Artist and “pixel pusher” Niall Staines creates these slightly surreal scenes by pulling a 1-px slices to the edge of his images. I’ve used this technique myself but Staines deploys it to great effect here. I love these. You can find more of his work on his website and Instagram.
Climate scientists say we will exceed the 1.5°C temperature threshold for the first time in 2024. “The limits that were set in the Paris agreement are starting to crumble given the too-slow pace of climate action across the world.” A grim milestone.

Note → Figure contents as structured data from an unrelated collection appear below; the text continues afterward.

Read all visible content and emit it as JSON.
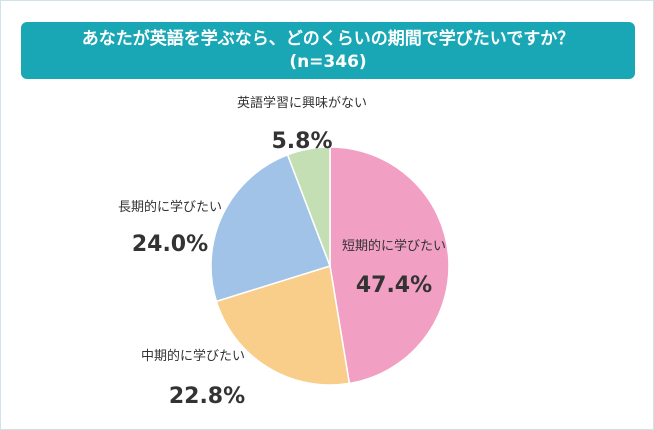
{
  "title": {
    "line1": "あなたが英語を学ぶなら、どのくらいの期間で学びたいですか？",
    "line2": "(n=346)"
  },
  "chart_data": {
    "type": "pie",
    "title": "あなたが英語を学ぶなら、どのくらいの期間で学びたいですか？ (n=346)",
    "slices": [
      {
        "label": "短期的に学びたい",
        "value": 47.4,
        "value_label": "47.4%",
        "color": "#f29fc4"
      },
      {
        "label": "中期的に学びたい",
        "value": 22.8,
        "value_label": "22.8%",
        "color": "#f9cd8a"
      },
      {
        "label": "長期的に学びたい",
        "value": 24.0,
        "value_label": "24.0%",
        "color": "#a0c3e7"
      },
      {
        "label": "英語学習に興味がない",
        "value": 5.8,
        "value_label": "5.8%",
        "color": "#c5dfb4"
      }
    ],
    "start": "12 o'clock",
    "direction": "clockwise"
  }
}
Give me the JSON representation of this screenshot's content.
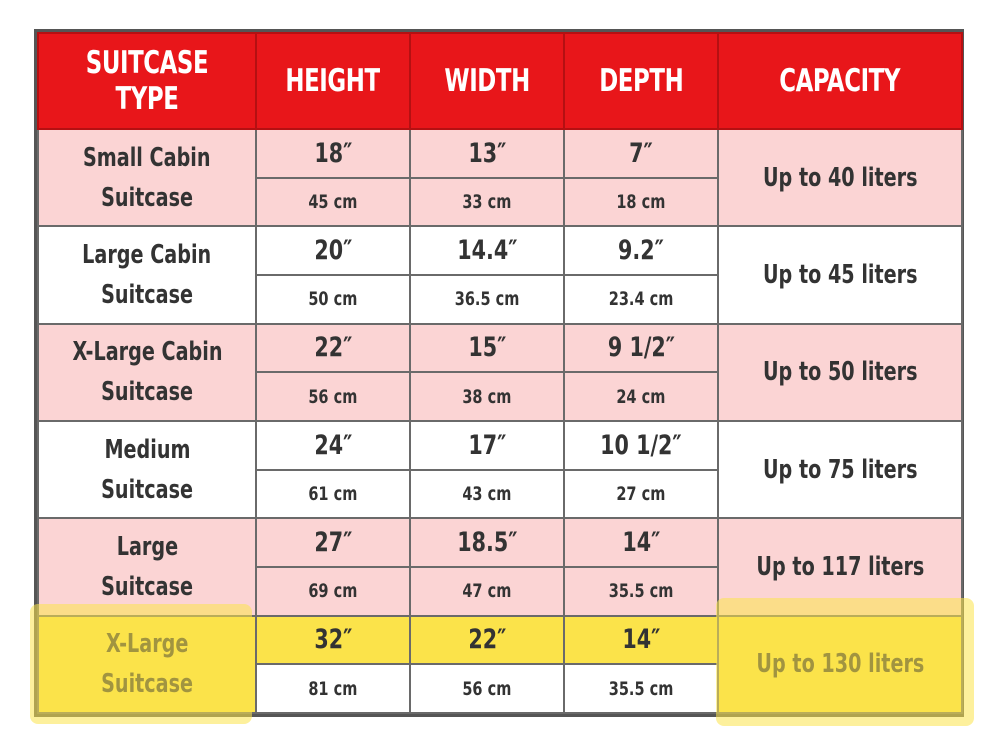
{
  "headers": [
    "SUITCASE TYPE",
    "HEIGHT",
    "WIDTH",
    "DEPTH",
    "CAPACITY"
  ],
  "rows": [
    {
      "type_line1": "Small Cabin",
      "type_line2": "Suitcase",
      "height_in": "18″",
      "width_in": "13″",
      "depth_in": "7″",
      "height_cm": "45 cm",
      "width_cm": "33 cm",
      "depth_cm": "18 cm",
      "capacity": "Up to 40 liters"
    },
    {
      "type_line1": "Large Cabin",
      "type_line2": "Suitcase",
      "height_in": "20″",
      "width_in": "14.4″",
      "depth_in": "9.2″",
      "height_cm": "50 cm",
      "width_cm": "36.5 cm",
      "depth_cm": "23.4 cm",
      "capacity": "Up to 45 liters"
    },
    {
      "type_line1": "X-Large Cabin",
      "type_line2": "Suitcase",
      "height_in": "22″",
      "width_in": "15″",
      "depth_in": "9 1/2″",
      "height_cm": "56 cm",
      "width_cm": "38 cm",
      "depth_cm": "24 cm",
      "capacity": "Up to 50 liters"
    },
    {
      "type_line1": "Medium",
      "type_line2": "Suitcase",
      "height_in": "24″",
      "width_in": "17″",
      "depth_in": "10 1/2″",
      "height_cm": "61 cm",
      "width_cm": "43 cm",
      "depth_cm": "27 cm",
      "capacity": "Up to 75 liters"
    },
    {
      "type_line1": "Large",
      "type_line2": "Suitcase",
      "height_in": "27″",
      "width_in": "18.5″",
      "depth_in": "14″",
      "height_cm": "69 cm",
      "width_cm": "47 cm",
      "depth_cm": "35.5 cm",
      "capacity": "Up to 117 liters"
    },
    {
      "type_line1": "X-Large",
      "type_line2": "Suitcase",
      "height_in": "32″",
      "width_in": "22″",
      "depth_in": "14″",
      "height_cm": "81 cm",
      "width_cm": "56 cm",
      "depth_cm": "35.5 cm",
      "capacity": "Up to 130 liters"
    }
  ],
  "colors": {
    "header_bg": "#e8161a",
    "header_text": "#ffffff",
    "pink_row": "#fbd4d4",
    "white_row": "#ffffff",
    "highlight": "#fbe34a",
    "text": "#333333",
    "border": "#6a6a6a"
  }
}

Why the Work Still Matters. In the face of a “larger-than-normal number of people canceling their subscriptions”, 404 Media explains why their “local reporting from the internet” is more important than ever.
The Big Wait is a lovely short documentary about a couple who live alone in the middle of nowhere in Western Australia, managing an emergency airport and a small row of guest cottages that are rarely occupied. I got this from Colossal, which calls the film “poetic and dryly humorous”; I cannot improve upon that.
Laura Hazard Owen: We need a Wirecutter for groceries. “What if local news organizations around the country made it part of their mission to help readers compare grocery prices around town?”
In 2015, the BBC & PBS adapted the first two books of Hilary Mantel’s excellent Wolf Hall trilogy into a six-episode miniseries called Wolf Hall, starring Mark Rylance as Thomas Cromwell and Damian Lewis as Henry VIII. Now they’ve made a second miniseries that covers the events of the third book, The Mirror and the Light. Here’s a trailer and synopsis:
The TV sequel picks up in May 1536 after the beheading of Anne Boleyn and follows the last four years of Thomas Cromwell’s life, completing his journey from self-made man to the most feared and influential figure of his time. These are years when Henry’s regime is severely tested by religious rebellion at home, traitors plotting abroad and the threat of invasion. Cromwell must deftly navigate the moral complexities that accompany the exercise of power in this bloody time; he’s caught between his desire to do what’s right and his instinct to survive. The question is: how long can anyone survive under Henry’s brutally mercurial gaze?
Wolf Hall: The Mirror and the Light premieres in the UK on BBC One on Nov 10 but Americans have to wait until March 23, 2025 to watch it on PBS.
I missed this back in May: the Boy Scouts of America is changing its name to Scouting America “in an effort to emphasize inclusion”.
In the three years since its launch, the JW Space Telescope has proven to be wildly popular with astronomers. “Demand for observing time on Webb outpaces supply by a factor of nine.”
An interview with Ridley Scott about Gladiator II, the challenges of working with Denzel Washington & Joaquin Phoenix, Palme d’Or bribery, and AI.
“A Soft Murmur is an online background noise generator designed to help you relax, focus, and tune out unpleasant sounds from your environment.”
I think I might take some time today to read Pema Chodron’s When Things Fall Apart. “How can we live our lives when everything seems to fall apart - when we are continually overcome by fear, anxiety, and pain?”
If you can’t wait until Nov 15, Apple TV+ has uploaded the first five minutes of season two of Silo to YouTube. “Juliette lives.”